É o caso, por exemplo, do que ocorre com a renda dos mais pobres. Em 2014, os 40% mais pobres das regiões metropolitanas tinham renda média de R$ 515. Cinco anos depois, em 2019, essa cifra havia caído para R$ 470. E dois anos depois, já no contexto da pandemia, em 2021, a média chegou a R$ 396.
Segundo Marcelo Ribeiro, professor do IPPUR-UFRJ e um dos coordenadores do estudo, “mesmo num momento de crescimento da média de renda geral, como aquele que se deu entre 2015 e 2019, a tendência foi de redução ou estagnação da renda dos mais pobres, o que significa que apenas os mais abastados se aproveitaram do aumento de recursos naquele período”.
Por essa razão, conforme também mostra o estudo, a tendência tem sido de aumento das desigualdades nos últimos anos. Tendência esta que foi agravada durante a pandemia. “Estas são as desigualdades que vemos no dia a dia, em nosso cotidiano. São verdadeiros abismos sociais que podem se revelar num trajeto de menos de 15 minutos em muitas de nossas cidades, e que se tornaram ainda mais graves ao longo dos últimos anos, como mostram os dados”, pontua Salata.
Como efeito da pandemia, não somente as desigualdades aumentaram como a média de rendimentos caiu e atingiu os menores valores da série histórica. Se em 2019 o rendimento médio era de R$ 1.935, em 2020 ele havia caído para R$ 1.830, e em 2021 chegava a R$ 1.698. No Distrito Federal, a renda média caiu de R$ 2.784 para R$ 2.476 naquele período. Na região metropolitana de Recife a queda foi de R$ 1.593 para R$ 1.079. E em Porto Alegre foi de R$ 2.218 para R$ 1.947.
“A pandemia gerou o pior cenário possível, com queda brutal da média de renda e aumento significativo das desigualdades. Isso significa que a população das nossas metrópoles está, em geral, mais empobrecida, e os recursos mais concentrados entre os estratos mais altos. A consequência esperada e mais palpável disso é o aumento da pobreza e da extrema pobreza”, afirma Marcelo Ribeiro.

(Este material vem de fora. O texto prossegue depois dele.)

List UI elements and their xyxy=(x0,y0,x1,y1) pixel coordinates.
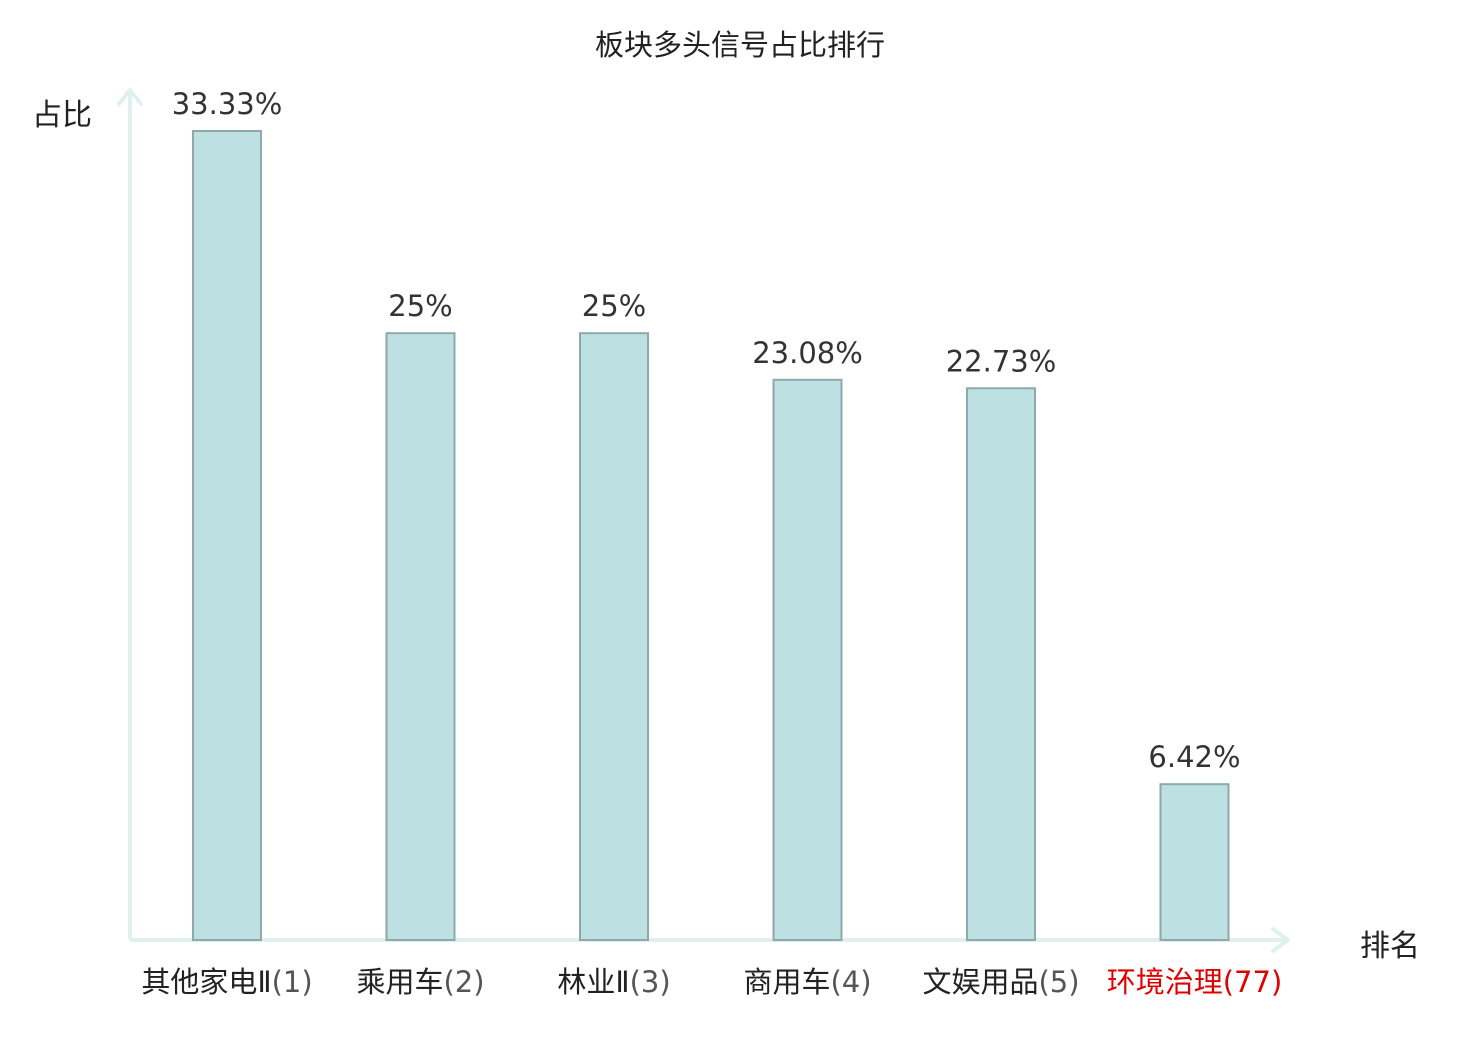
category-name: 林业Ⅱ xyxy=(557,965,630,999)
bar-value-label: 25% xyxy=(582,289,646,323)
bar xyxy=(966,387,1036,941)
bar-value-label: 33.33% xyxy=(172,87,283,121)
category-rank: (2) xyxy=(443,965,485,999)
category-rank: (5) xyxy=(1038,965,1080,999)
x-axis xyxy=(130,927,1290,953)
category-rank: (4) xyxy=(830,965,872,999)
x-tick-label: 林业Ⅱ(3) xyxy=(514,965,714,999)
bar-value-label: 23.08% xyxy=(752,336,863,370)
category-name: 乘用车 xyxy=(356,965,444,999)
chart-title: 板块多头信号占比排行 xyxy=(594,28,885,62)
bar xyxy=(579,332,649,941)
x-tick-label: 文娱用品(5) xyxy=(901,965,1101,999)
bar xyxy=(1159,783,1230,941)
bar xyxy=(385,332,456,941)
category-rank: (1) xyxy=(271,965,313,999)
x-tick-label: 环境治理(77) xyxy=(1095,965,1295,999)
category-name: 商用车 xyxy=(743,965,831,999)
x-tick-label: 商用车(4) xyxy=(708,965,908,999)
y-axis-title: 占比 xyxy=(32,98,92,133)
category-rank: (77) xyxy=(1222,965,1283,999)
bar-value-label: 22.73% xyxy=(946,344,1057,378)
x-tick-label: 其他家电Ⅱ(1) xyxy=(127,965,327,999)
category-name: 文娱用品 xyxy=(922,965,1039,999)
bar xyxy=(772,378,843,942)
category-rank: (3) xyxy=(629,965,671,999)
bar-value-label: 25% xyxy=(388,289,452,323)
category-name: 环境治理 xyxy=(1106,965,1223,999)
bar xyxy=(192,130,262,941)
x-tick-label: 乘用车(2) xyxy=(321,965,521,999)
y-axis xyxy=(117,88,143,940)
x-axis-title: 排名 xyxy=(1360,929,1420,964)
bar-value-label: 6.42% xyxy=(1148,740,1240,774)
category-name: 其他家电Ⅱ xyxy=(141,965,272,999)
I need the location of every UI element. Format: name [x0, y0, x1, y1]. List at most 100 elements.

O estudo também mostra que os efeitos da pandemia de Covid-19 sobre indicadores de pobreza e desigualdades se fizeram sentir a partir de 2021, quando aumentaram abruptamente. Entre o final de 2020 e o início de 2021, segundo os dados do estudo, a taxa de pobreza aumenta rapidamente de 19% para 24,7%, e a extrema pobreza sobe de 4,1% para 6,7%. Segundo Andre Salata, “a piora súbita dos indicadores de pobreza e desigualdades se dá logo no primeiro trimestre de 2021, justamente quando o governo federal decide interromper o pagamento do Auxílio Emergencial, a partir de uma avaliação equivocada da situação.”
Os coordenadores do estudo enfatizam que uma série de fatores explicam a piora dos indicadores sociais nas regiões metropolitanas brasileiras ao longo dos últimos anos, incluindo o aumento da taxa de desocupação entre 2014 e 2017, a redução da atividade econômica naquele período, a estagnação dos programas de transferência de renda em termos de valores de corte e número de beneficiários, a perda do poder de compra do salário mínimo e, nos últimos anos, o choque da pandemia e o aumento da inflação.
Segundo Marcelo Ribeiro, “diante de um quadro de tamanha gravidade, é preciso agir com urgência no sentido de estimular a criação de empregos e, também, de garantir que o Estado consiga atender aos mais pobres com políticas sociais robustas, bem desenhadas e sustentáveis”.